Libby P, Sukhova G, Lee R T, Galis Z S
Department of Medicine, Brigham & Women's Hospital, Boston, Massachusetts 02115, USA.
J Cardiovasc Pharmacol. 1995;25 Suppl 2:S9-12. doi: 10.1097/00005344-199500252-00003.
The cytokines are multipotent mediators of inflammation and immunity that can affect key functions of vascular wall cells. Growing evidence suggests that cytokines participate as autocrine or paracrine mediators in atherogenesis, as cells in lesions can both produce and respond to these mediators. The functions of vascular wall cells regulated by cytokines may influence lesion initiation, progression, or complication. For example, cytokines can regulate the expression of adhesion molecules crucial to the recruitment of leukocytes to lesions, including vascular cell adhesion molecule-1 (VCAM-1). Cytokines such as interleukin-1 (IL-1) and tumor necrosis factor-alpha (TNF-alpha) can regulate the production of monocyte chemoattractant protein-1 (MCP-1), a potential signal for directed migration of monocytes into the intima. Cytokines can also regulate genes that encode other growth factors and cytokines themselves. TNF-alpha can induce IL-1 mRNA in human endothelial (EC) and smooth-muscle cells (SMC). IL-1 and TNF-alpha can augment the production by vascular cells of macrophage-colony stimulating factor (M-CSF), which may promote growth and activation of mononuclear phagocytes. Cytokines can exert both pro-and antiatherogenic actions. Activated T cells in human atheroma may secrete the lymphokine IFN-gamma, an inhibitor of SMC proliferation. Cytokines influence vasomotor tone in arteries, e.g., by inducing a form of nitric oxide synthase, the enzyme that synthesizes the vasodilatory nitric oxide radical. The cytokines also modulate endothelial functions that govern the formation and stability of blood thrombi. Finally, in the late stages of the disease, matrix metalloproteinases derived from macrophages or smooth-muscle cells themselves may contribute to weakening of the fibrous cap in the vulnerable shoulder area, promoting plaque rupture and occlusive thrombosis, culminating in the dramatic clinical manifestations of atherosclerosis, including myocardial infarction and stroke. Thus, cytokines can influence multiple aspects of atherogenesis and provide new and interesting targets for therapeutic intervention.
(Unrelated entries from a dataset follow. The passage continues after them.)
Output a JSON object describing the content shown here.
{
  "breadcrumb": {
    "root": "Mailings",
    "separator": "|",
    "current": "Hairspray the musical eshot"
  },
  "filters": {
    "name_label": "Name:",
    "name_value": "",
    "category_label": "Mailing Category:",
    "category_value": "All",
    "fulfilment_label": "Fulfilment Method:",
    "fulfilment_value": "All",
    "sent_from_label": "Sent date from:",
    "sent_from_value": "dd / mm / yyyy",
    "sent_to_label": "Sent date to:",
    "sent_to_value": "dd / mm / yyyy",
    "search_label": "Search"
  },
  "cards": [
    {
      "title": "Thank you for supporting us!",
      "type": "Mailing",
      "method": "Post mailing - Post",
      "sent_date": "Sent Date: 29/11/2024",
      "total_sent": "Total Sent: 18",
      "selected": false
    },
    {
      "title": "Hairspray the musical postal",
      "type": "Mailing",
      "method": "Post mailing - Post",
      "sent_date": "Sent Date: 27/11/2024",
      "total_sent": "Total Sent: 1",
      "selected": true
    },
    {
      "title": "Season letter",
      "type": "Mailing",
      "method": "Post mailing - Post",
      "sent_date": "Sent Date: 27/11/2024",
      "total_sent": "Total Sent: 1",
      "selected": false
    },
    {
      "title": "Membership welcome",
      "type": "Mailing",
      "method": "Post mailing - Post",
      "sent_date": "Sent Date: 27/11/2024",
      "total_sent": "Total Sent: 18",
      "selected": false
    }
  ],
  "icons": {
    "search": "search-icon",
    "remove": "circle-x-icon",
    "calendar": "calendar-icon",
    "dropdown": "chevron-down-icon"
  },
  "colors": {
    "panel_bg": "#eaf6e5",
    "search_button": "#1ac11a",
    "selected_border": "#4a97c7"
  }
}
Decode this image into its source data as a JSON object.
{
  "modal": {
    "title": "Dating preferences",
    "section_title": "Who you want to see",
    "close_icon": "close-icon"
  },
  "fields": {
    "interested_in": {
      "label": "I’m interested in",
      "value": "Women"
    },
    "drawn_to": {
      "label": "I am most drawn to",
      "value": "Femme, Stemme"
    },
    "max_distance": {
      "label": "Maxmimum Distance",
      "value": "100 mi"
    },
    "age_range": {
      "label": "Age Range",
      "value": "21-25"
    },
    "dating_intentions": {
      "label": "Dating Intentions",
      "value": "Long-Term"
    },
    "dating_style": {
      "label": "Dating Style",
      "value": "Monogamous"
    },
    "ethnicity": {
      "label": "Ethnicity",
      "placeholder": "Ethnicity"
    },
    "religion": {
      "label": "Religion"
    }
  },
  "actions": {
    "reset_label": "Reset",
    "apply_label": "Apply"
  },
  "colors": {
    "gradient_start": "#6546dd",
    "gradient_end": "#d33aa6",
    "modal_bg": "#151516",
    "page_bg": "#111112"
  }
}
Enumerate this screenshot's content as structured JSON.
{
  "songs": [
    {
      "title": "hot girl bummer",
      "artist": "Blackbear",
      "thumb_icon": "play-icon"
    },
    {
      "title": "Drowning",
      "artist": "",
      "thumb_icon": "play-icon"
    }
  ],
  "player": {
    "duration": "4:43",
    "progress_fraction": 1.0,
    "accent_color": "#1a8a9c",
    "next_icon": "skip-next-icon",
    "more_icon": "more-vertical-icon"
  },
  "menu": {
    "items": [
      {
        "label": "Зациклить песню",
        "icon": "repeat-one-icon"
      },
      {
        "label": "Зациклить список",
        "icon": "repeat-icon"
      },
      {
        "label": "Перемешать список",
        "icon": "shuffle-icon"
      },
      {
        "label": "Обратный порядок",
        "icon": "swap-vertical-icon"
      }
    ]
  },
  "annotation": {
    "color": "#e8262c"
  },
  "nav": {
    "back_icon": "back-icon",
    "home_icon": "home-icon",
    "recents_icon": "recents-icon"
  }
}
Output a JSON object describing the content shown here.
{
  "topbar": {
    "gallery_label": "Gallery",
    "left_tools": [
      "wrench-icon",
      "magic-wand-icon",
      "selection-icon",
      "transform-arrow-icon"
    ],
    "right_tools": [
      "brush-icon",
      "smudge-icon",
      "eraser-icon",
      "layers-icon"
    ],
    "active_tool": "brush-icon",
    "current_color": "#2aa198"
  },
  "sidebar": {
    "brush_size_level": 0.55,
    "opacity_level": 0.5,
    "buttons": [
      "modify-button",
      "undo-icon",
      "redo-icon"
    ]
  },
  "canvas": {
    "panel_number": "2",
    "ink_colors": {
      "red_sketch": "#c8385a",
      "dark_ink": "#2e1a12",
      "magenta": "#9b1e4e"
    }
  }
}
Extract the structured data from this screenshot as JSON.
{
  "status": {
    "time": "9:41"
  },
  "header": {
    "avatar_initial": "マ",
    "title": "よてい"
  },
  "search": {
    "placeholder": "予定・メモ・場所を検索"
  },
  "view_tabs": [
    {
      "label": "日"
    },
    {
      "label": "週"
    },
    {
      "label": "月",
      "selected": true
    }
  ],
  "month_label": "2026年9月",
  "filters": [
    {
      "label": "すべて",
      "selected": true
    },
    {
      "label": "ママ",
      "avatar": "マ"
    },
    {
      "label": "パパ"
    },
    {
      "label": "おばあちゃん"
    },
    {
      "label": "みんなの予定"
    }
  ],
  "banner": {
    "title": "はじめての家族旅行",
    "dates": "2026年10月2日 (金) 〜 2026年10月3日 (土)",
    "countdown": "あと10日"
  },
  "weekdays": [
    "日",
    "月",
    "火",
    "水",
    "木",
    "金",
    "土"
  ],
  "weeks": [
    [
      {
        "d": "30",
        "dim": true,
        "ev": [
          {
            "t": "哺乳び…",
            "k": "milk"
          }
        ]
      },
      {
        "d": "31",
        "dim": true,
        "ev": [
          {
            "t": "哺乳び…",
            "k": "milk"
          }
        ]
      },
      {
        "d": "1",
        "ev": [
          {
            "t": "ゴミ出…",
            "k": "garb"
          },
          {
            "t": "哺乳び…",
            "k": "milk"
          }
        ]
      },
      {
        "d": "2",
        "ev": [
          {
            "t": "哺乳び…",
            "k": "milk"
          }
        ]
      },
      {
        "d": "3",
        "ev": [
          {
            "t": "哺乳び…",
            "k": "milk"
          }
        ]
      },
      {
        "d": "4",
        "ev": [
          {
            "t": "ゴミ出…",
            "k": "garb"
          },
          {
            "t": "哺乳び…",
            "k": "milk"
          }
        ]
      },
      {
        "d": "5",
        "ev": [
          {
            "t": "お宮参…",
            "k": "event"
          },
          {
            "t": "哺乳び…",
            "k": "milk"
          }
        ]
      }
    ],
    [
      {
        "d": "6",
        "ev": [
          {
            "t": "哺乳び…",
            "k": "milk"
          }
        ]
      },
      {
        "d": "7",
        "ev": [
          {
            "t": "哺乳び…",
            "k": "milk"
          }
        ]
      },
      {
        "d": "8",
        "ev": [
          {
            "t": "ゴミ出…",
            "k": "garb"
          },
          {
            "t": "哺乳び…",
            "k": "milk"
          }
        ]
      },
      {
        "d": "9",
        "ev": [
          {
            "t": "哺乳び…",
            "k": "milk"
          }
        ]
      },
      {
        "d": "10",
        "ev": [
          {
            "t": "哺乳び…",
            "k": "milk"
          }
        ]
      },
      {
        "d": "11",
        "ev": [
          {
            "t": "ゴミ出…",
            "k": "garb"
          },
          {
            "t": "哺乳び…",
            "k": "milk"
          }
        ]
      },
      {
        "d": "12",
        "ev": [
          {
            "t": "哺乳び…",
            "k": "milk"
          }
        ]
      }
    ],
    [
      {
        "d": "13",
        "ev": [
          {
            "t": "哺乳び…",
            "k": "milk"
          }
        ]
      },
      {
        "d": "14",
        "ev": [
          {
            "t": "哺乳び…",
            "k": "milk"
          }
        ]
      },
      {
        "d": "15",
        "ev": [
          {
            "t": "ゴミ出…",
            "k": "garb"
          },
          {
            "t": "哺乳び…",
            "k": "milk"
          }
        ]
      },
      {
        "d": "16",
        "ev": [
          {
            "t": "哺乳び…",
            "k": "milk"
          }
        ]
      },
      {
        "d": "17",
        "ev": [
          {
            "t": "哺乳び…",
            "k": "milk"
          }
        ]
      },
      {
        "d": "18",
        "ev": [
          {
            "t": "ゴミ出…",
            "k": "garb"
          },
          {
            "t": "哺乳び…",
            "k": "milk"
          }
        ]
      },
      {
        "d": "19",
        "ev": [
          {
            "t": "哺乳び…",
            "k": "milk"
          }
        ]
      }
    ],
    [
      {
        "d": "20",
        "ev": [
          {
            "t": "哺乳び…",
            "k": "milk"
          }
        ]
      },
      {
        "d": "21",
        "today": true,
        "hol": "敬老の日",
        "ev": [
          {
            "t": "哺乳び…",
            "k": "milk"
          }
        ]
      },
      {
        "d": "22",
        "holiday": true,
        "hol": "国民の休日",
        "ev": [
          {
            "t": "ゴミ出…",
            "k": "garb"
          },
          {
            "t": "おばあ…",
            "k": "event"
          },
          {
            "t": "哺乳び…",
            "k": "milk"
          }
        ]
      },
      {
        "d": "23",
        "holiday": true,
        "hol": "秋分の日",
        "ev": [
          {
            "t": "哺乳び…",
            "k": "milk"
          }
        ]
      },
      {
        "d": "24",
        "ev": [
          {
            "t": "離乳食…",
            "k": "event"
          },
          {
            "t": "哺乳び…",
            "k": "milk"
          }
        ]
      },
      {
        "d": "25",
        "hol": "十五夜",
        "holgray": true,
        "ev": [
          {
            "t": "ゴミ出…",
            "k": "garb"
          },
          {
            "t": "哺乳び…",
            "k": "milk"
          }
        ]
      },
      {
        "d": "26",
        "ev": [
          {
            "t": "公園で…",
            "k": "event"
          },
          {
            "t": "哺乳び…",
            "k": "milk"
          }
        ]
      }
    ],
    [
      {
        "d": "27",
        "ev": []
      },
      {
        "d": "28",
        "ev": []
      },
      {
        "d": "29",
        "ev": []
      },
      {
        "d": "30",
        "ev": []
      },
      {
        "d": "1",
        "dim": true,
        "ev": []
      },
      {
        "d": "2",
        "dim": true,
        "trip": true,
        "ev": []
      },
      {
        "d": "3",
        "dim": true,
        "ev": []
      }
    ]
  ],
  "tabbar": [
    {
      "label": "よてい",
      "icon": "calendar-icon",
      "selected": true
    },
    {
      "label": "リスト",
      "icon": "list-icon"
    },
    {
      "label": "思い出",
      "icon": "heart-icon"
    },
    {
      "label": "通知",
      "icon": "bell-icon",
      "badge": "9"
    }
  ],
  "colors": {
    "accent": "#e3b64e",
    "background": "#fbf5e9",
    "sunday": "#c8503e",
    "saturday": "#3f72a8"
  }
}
细胞因子是炎症和免疫的多效性介质,可影响血管壁细胞的关键功能。越来越多的证据表明,细胞因子作为自分泌或旁分泌介质参与动脉粥样硬化的发生,因为病变中的细胞既能产生这些介质,又能对其作出反应。细胞因子调节的血管壁细胞功能可能会影响病变的起始、进展或并发症。例如,细胞因子可调节对白细胞募集到病变至关重要的黏附分子的表达,包括血管细胞黏附分子-1(VCAM-1)。白细胞介素-1(IL-1)和肿瘤坏死因子-α(TNF-α)等细胞因子可调节单核细胞趋化蛋白-1(MCP-1)的产生,MCP-1是单核细胞定向迁移到内膜的潜在信号。细胞因子还可调节编码其他生长因子和细胞因子自身的基因。TNF-α可在人内皮细胞(EC)和平滑肌细胞(SMC)中诱导IL-1 mRNA。IL-1和TNF-α可增加血管细胞对巨噬细胞集落刺激因子(M-CSF)的产生,这可能促进单核吞噬细胞的生长和活化。细胞因子可发挥促动脉粥样硬化和抗动脉粥样硬化作用。人动脉粥样硬化病变中活化的T细胞可能分泌淋巴因子干扰素-γ,这是一种SMC增殖抑制剂。细胞因子影响动脉的血管舒缩张力,例如,通过诱导一种一氧化氮合酶,该酶可合成血管舒张性一氧化氮自由基。细胞因子还调节控制血栓形成和稳定性的内皮功能。最后,在疾病后期,源自巨噬细胞或平滑肌细胞自身的基质金属蛋白酶可能导致易损肩部区域纤维帽的弱化,促进斑块破裂和闭塞性血栓形成,最终导致动脉粥样硬化的显著临床表现,包括心肌梗死和中风。因此,细胞因子可影响动脉粥样硬化发生的多个方面,并为治疗干预提供新的有趣靶点。